Why it matters: “Instability in food prices can lead to further unrest in other parts of the world, even those that may not receive agricultural products directly from Ukraine,” Maxar writes. Continue reading, here.
Recommended reading: 

China just launched its third aircraft carrier, the Associated Press reports from Beijing—confirming recent prognostication, informed by satellite imagery, from analysts at the Center for Strategic and International Studies.
The carrier is named Fujian, after the Chinese province opposite Taiwan, in what Reuters called a “statement of intent to rivals.” It reportedly has a “full-length flight deck” as well as a catapult launch system; it joins the Shandong and the Liaoning in China’s fleet. 
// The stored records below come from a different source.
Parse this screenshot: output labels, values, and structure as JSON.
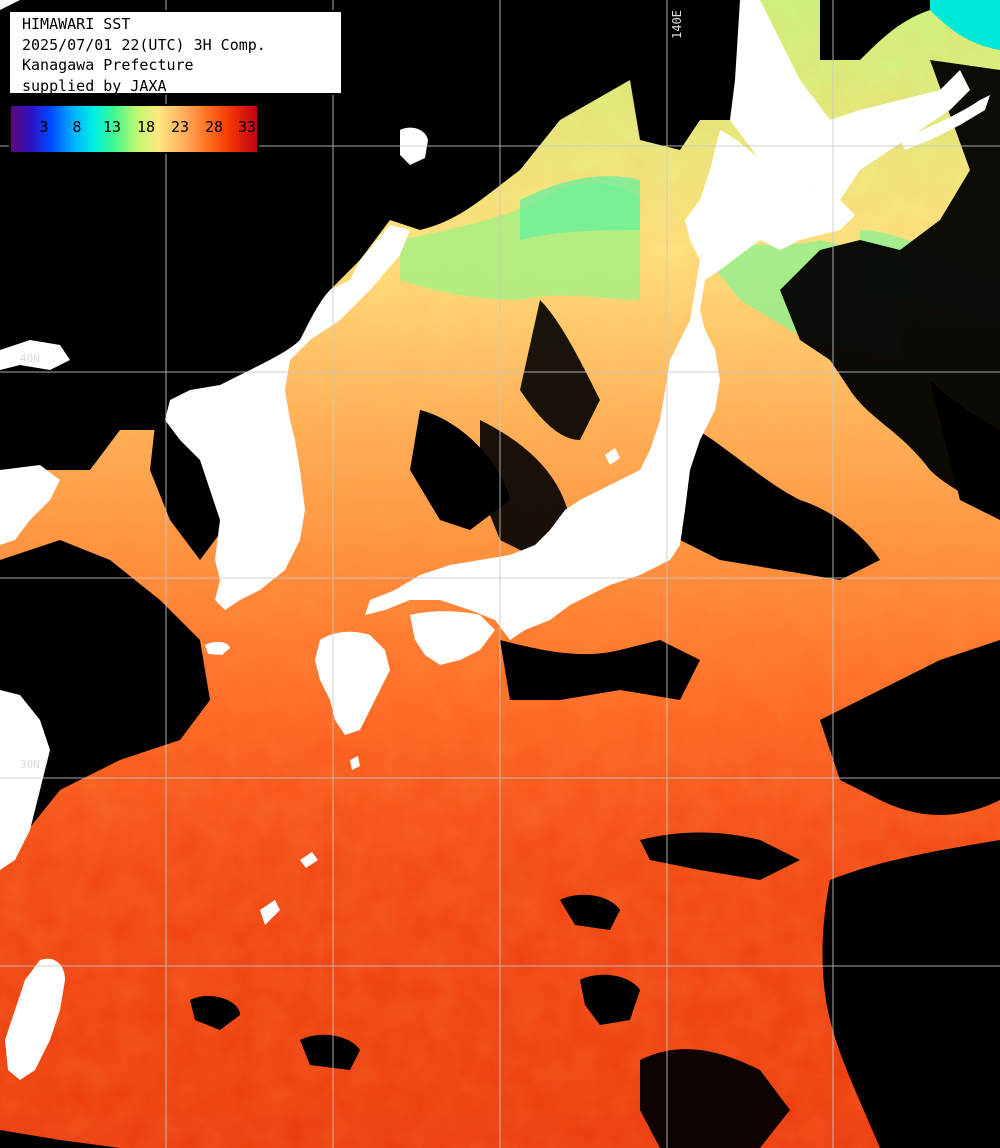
{
  "header": {
    "line1": "HIMAWARI SST",
    "line2": "2025/07/01 22(UTC) 3H Comp.",
    "line3": "Kanagawa Prefecture",
    "line4": "supplied by JAXA"
  },
  "legend": {
    "ticks": [
      "3",
      "8",
      "13",
      "18",
      "23",
      "28",
      "33"
    ]
  },
  "grid_labels": {
    "lon_140": "140E",
    "lat_40": "40N",
    "lat_30": "30N"
  },
  "colors": {
    "land": "#ffffff",
    "cloud": "#000000",
    "gridline": "#c8c8c8",
    "warm_sea": "#f04010",
    "mid_sea": "#ff9a40",
    "cool_sea": "#ffe080",
    "cold_sea": "#60f090"
  }
}
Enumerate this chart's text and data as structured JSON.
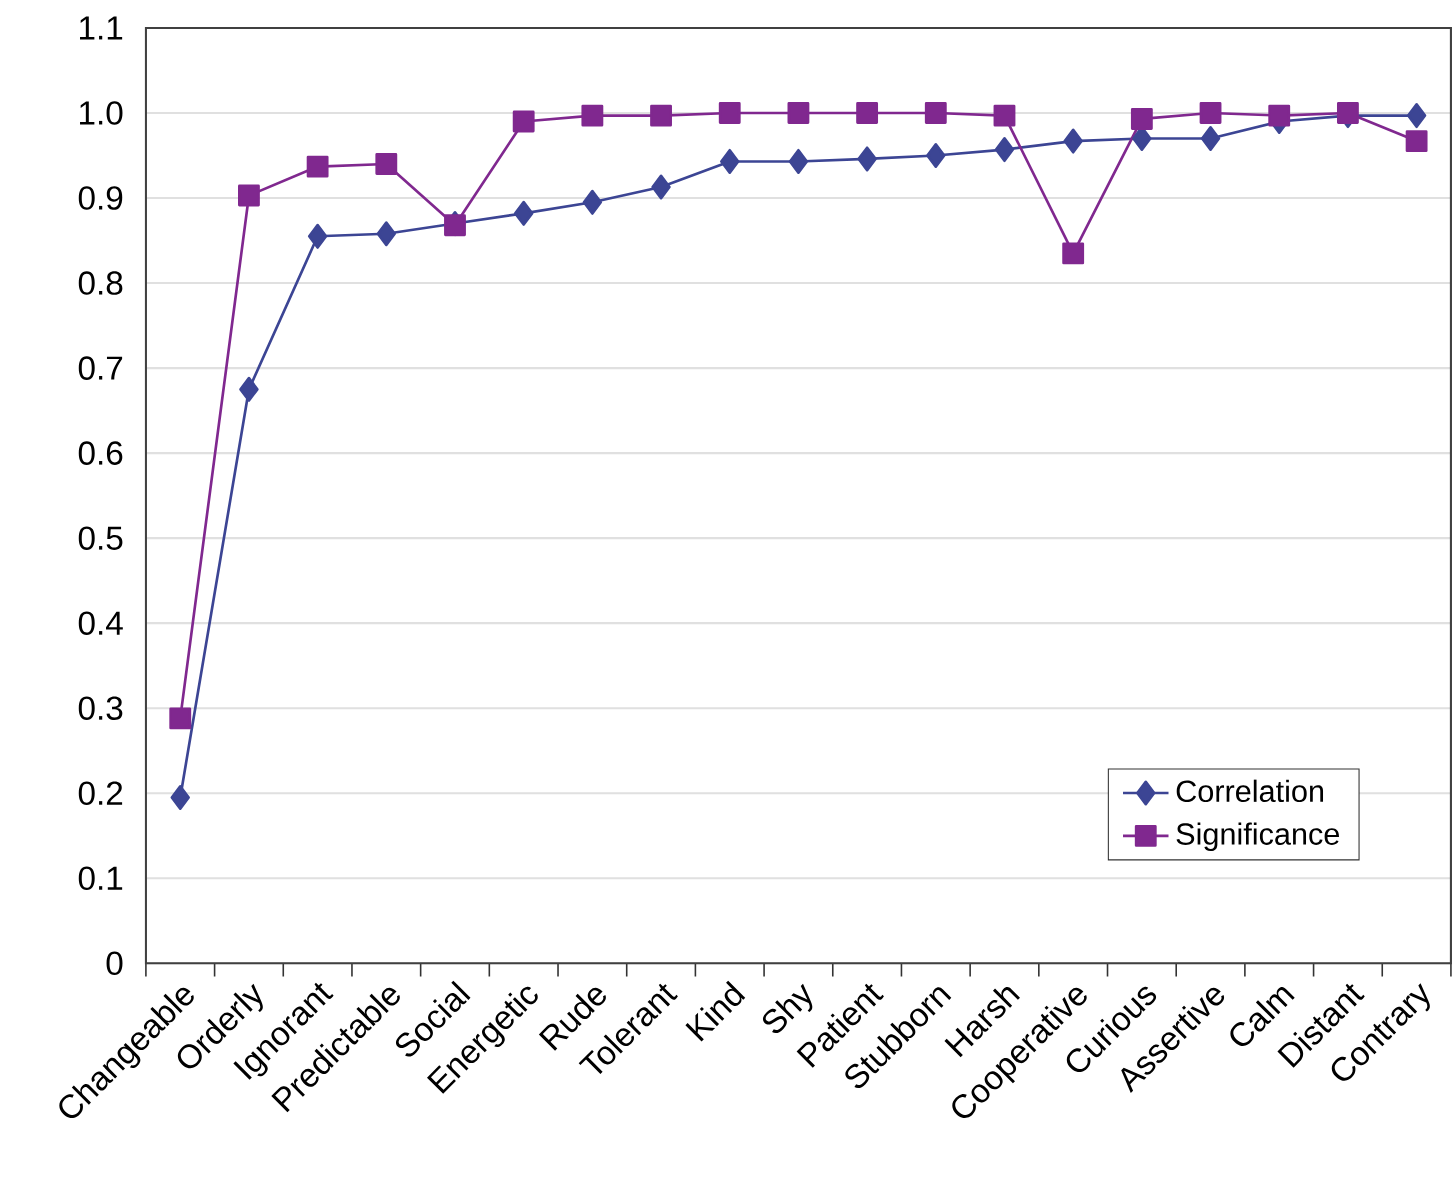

Today is the final day of our 7th annual Tech Summit. Tune in starting at 1 p.m. for exclusive interviews with Rep. Mike Turner, ranking member of the House Intelligence Committee; Mark Munsell, deputy director of the data and digital innovation directorate for the National Geospatial-Intelligence Agency; David van Weel, NATO assistant secretary general for emerging security challenges; and Michael Brown, director of the Defense Innovation Unit.
Also happening today: Chief of Space Operations Gen. John Raymond is expected to speak this afternoon at the Naval Postgraduate School Spring 2022 graduation ceremony in Monterey, Calif. That’s slated for 1 p.m. ET. Details and livestream here.

And finally this week: Defense One rode along recently as the British Army Red Devils and the U.S. Army Golden Knights parachute demonstration teams made a joint jump into Nationals Park in Washington, D.C., to celebrate U.S.-UK Friendship Day. Deputy Editor Bradley Peniston made a video showing a bit of what it takes to jump out of a perfectly good airplane into the somewhat dicey winds of a baseball stadium. Watch, here.
One last thing: We’re celebrating Juneteenth on Monday, so we’ll see you again on Tuesday. Have a safe weekend!